Tabletop role-playing game supplement

The Nightmare Lands is an accessory for the 2nd edition of the Advanced Dungeons & Dragons fantasy role-playing game, published in 1995.

==Contents==
The Nightmare Lands is a supplement that details the mist-covered Nightmare Lands on the borders of Demiplane of Dread in the Ravenloft setting. In this netherworld the Nightmare Court searches for dreamers to trap them in "dreamscapes" which amplify where their secret feelings to unbearable levels so that the Court can feed on their fears. These dreamers are subjected to this mental assault nightly and soon go insane unless the Nightmare torturer is defeated.
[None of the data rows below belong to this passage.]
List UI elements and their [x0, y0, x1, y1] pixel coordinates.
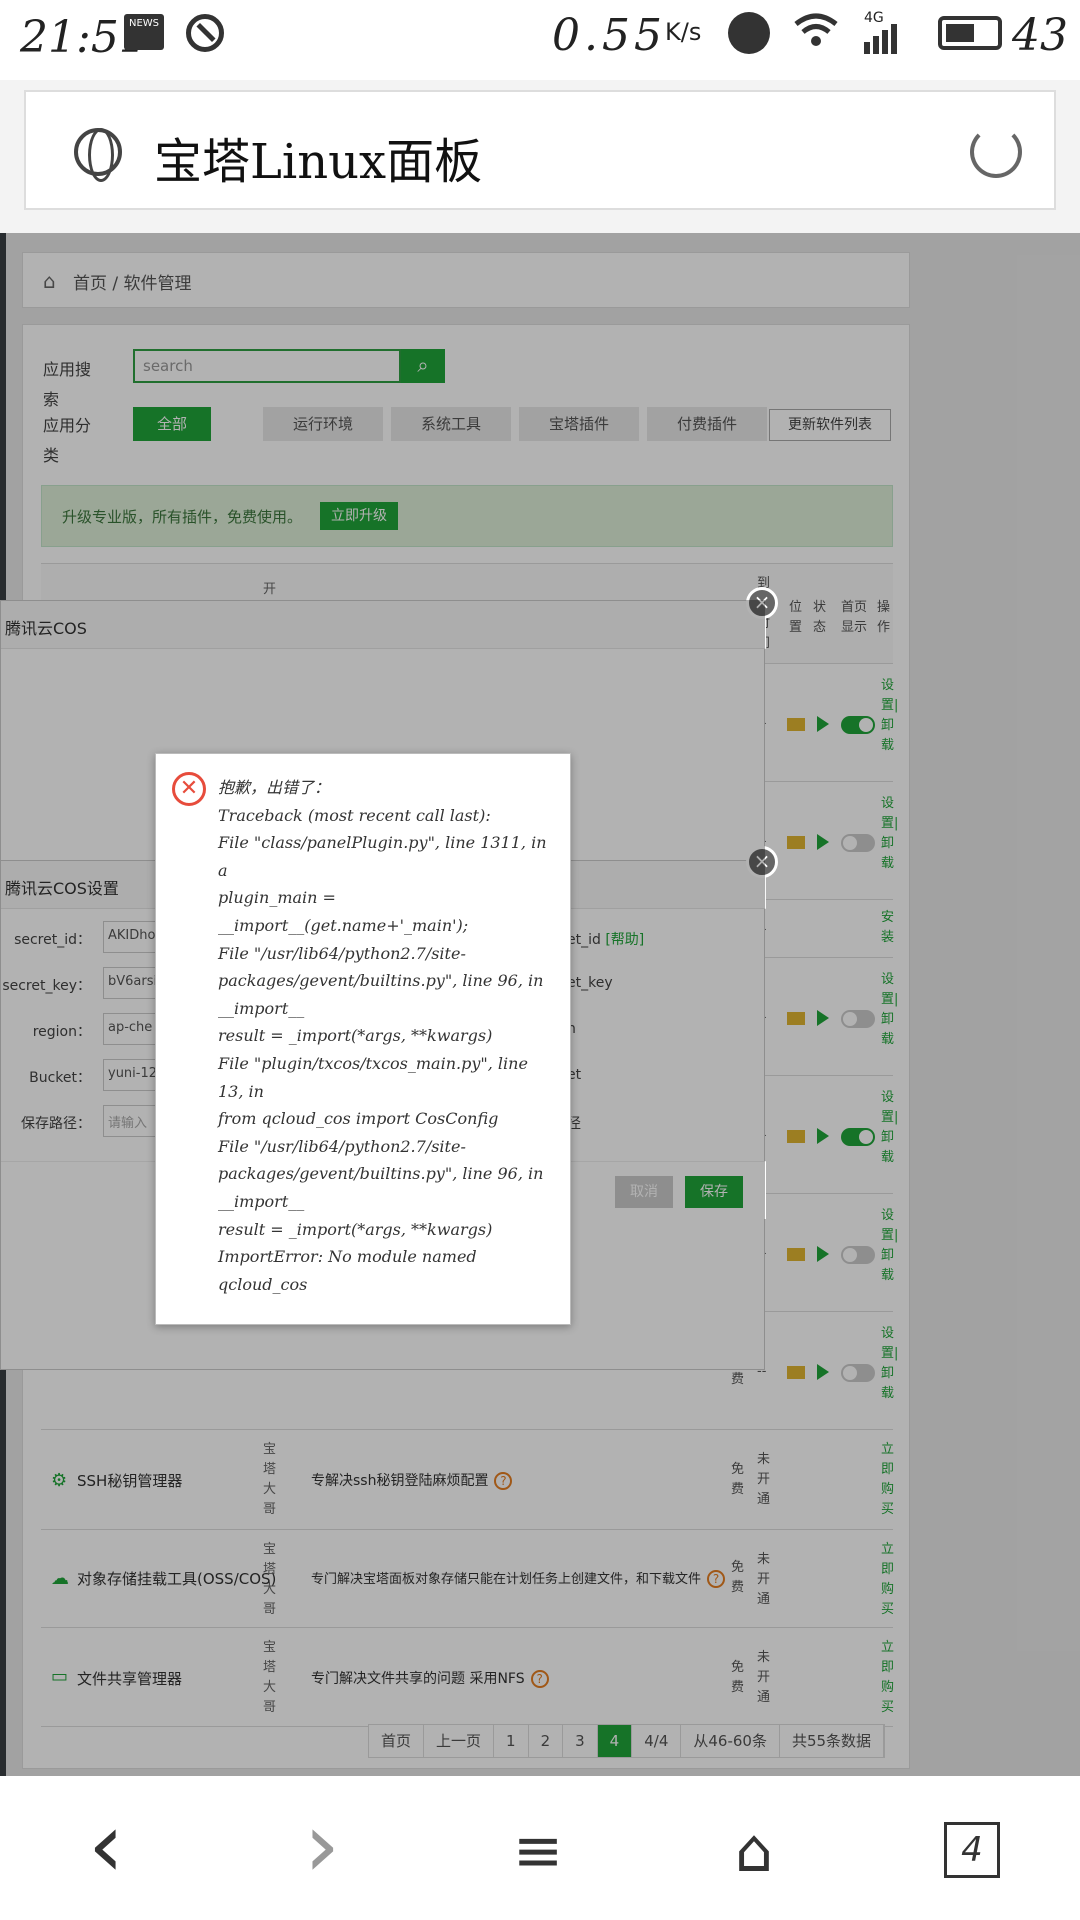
signal-icon [864, 24, 900, 54]
error-line: from qcloud_cos import CosConfig [218, 1109, 499, 1129]
error-line: result = _import(*args, **kwargs) [218, 1219, 493, 1239]
battery-icon [938, 16, 1002, 50]
tabs-button[interactable]: 4 [944, 1822, 1000, 1878]
error-icon: ✕ [172, 772, 206, 806]
globe-icon [74, 128, 122, 182]
browser-toolbar: 宝塔Linux面板 [0, 80, 1080, 233]
error-line: File "/usr/lib64/python2.7/site-packages… [218, 943, 544, 1018]
do-not-disturb-icon [186, 14, 224, 52]
page-title: 宝塔Linux面板 [154, 134, 483, 190]
battery-level: 43 [1012, 10, 1068, 61]
net-speed-unit: K/s [665, 18, 702, 46]
address-bar[interactable]: 宝塔Linux面板 [24, 90, 1056, 210]
net-speed: 0.55 [552, 10, 666, 61]
error-line: result = _import(*args, **kwargs) [218, 1026, 493, 1046]
error-line: Traceback (most recent call last): [218, 805, 491, 825]
alarm-icon [728, 12, 770, 54]
browser-bottom-nav: ‹ › ≡ ⌂ 4 [0, 1776, 1080, 1920]
reload-icon[interactable] [970, 126, 1022, 178]
home-button[interactable]: ⌂ [714, 1816, 794, 1886]
menu-button[interactable]: ≡ [498, 1816, 578, 1886]
forward-button[interactable]: › [282, 1801, 362, 1891]
news-icon: NEWS [124, 14, 164, 50]
error-message: 抱歉，出错了： Traceback (most recent call last… [218, 774, 558, 1298]
back-button[interactable]: ‹ [66, 1801, 146, 1891]
error-line: plugin_main = __import__(get.name+'_main… [218, 888, 469, 935]
error-line: File "class/panelPlugin.py", line 1311, … [218, 833, 547, 880]
error-line: ImportError: No module named qcloud_cos [218, 1247, 477, 1294]
error-line: 抱歉，出错了： [218, 778, 331, 797]
status-bar: 21:51 NEWS 0.55 K/s 4G 43 [0, 0, 1080, 80]
error-dialog: ✕ 抱歉，出错了： Traceback (most recent call la… [155, 753, 571, 1325]
error-line: File "/usr/lib64/python2.7/site-packages… [218, 1136, 544, 1211]
error-line: File "plugin/txcos/txcos_main.py", line … [218, 1053, 528, 1101]
wifi-icon [792, 10, 840, 59]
The Nightmare Lands includes four books: "Book One: Journal of Doctor Illhousen", "Book Two: Rules of Dreams and Nightmares", "Book Three: Book of Nightmares" and the "Monstrous Supplement". The "Journal of Doctor Illhousen" explains Nightmare adventures to the players, and how characters can reach the Nightmare Lands - physically and as dream beings - to aid victims held by the Nightmare Court. The journal also notes the reality shifting nature of this world. The "Rules of Dreams and Nightmares" details the complexities involved in Nightmare adventures, as well as how characters can build their Mental Fortitude, or self-confidence in their "dreamself", by facing their worst nightmares which gives them the strength to break free of the influence of the Court. The "Book of Nightmares" and "Monstrous Supplement" can be combined together for an adventure scenario for characters in the Nightmare Lands.

==Publication history==
The Nightmare Lands was designed by Shane Lacy Hensley with additional design and editing by Bill Slavicsek, and TSR, Inc. published the supplement in 1995. The box cover artist was Den Beauvais, and the book cover and interior artist was John Snyder.

==Reception==
Trenton Webb reviewed The Nightmare Lands for Arcane magazine, rating it a 7 out of 10 overall. He refers to the "Journal of Doctor Illhousen" as "sketchy and theoretical", and felt that the "Book of Nightmares" and the "Monstrous Supplement" together "flesh out the Nightmare Lands into a truly horrific place to explore (and to DM)". He comments on the set as a whole: "The ideas behind the Nightmare Lands are intriguing and exciting. They provide an arena in which a party of any level can truly be tested." He felt that the appeal of the Nightmare Court was "limited by its inevitable association with the gothic Ravenloft", but that in this setting "it works well and all Ravenloft DMs should be encouraged to give their parties a bad night's sleep every once in a while". He cautions that the ready-to-run scenario Nightmares "may not sit readily with heroes from other places and planes in the multiverse". Webb outlines his concerns with the running of a Nightmare Lands campaign, where "the worst problems can arise. Mental Fortitude is a good system, but it requires better examples, better explanation and easy-access tables or checklists before it can function effectively. Further, the very plumed nature of Nightmare reality causes continued questions for the DM and impairs the necessary suspension of disbelief for the players." He concludes the review by saying: The Nightmare Lands is a brave attempt to add another element to D&D adventures. It conjures a scary new world where absolutely anything and everything can happen. It's a place I'd love to visit as a player - but I wouldn't want to live there."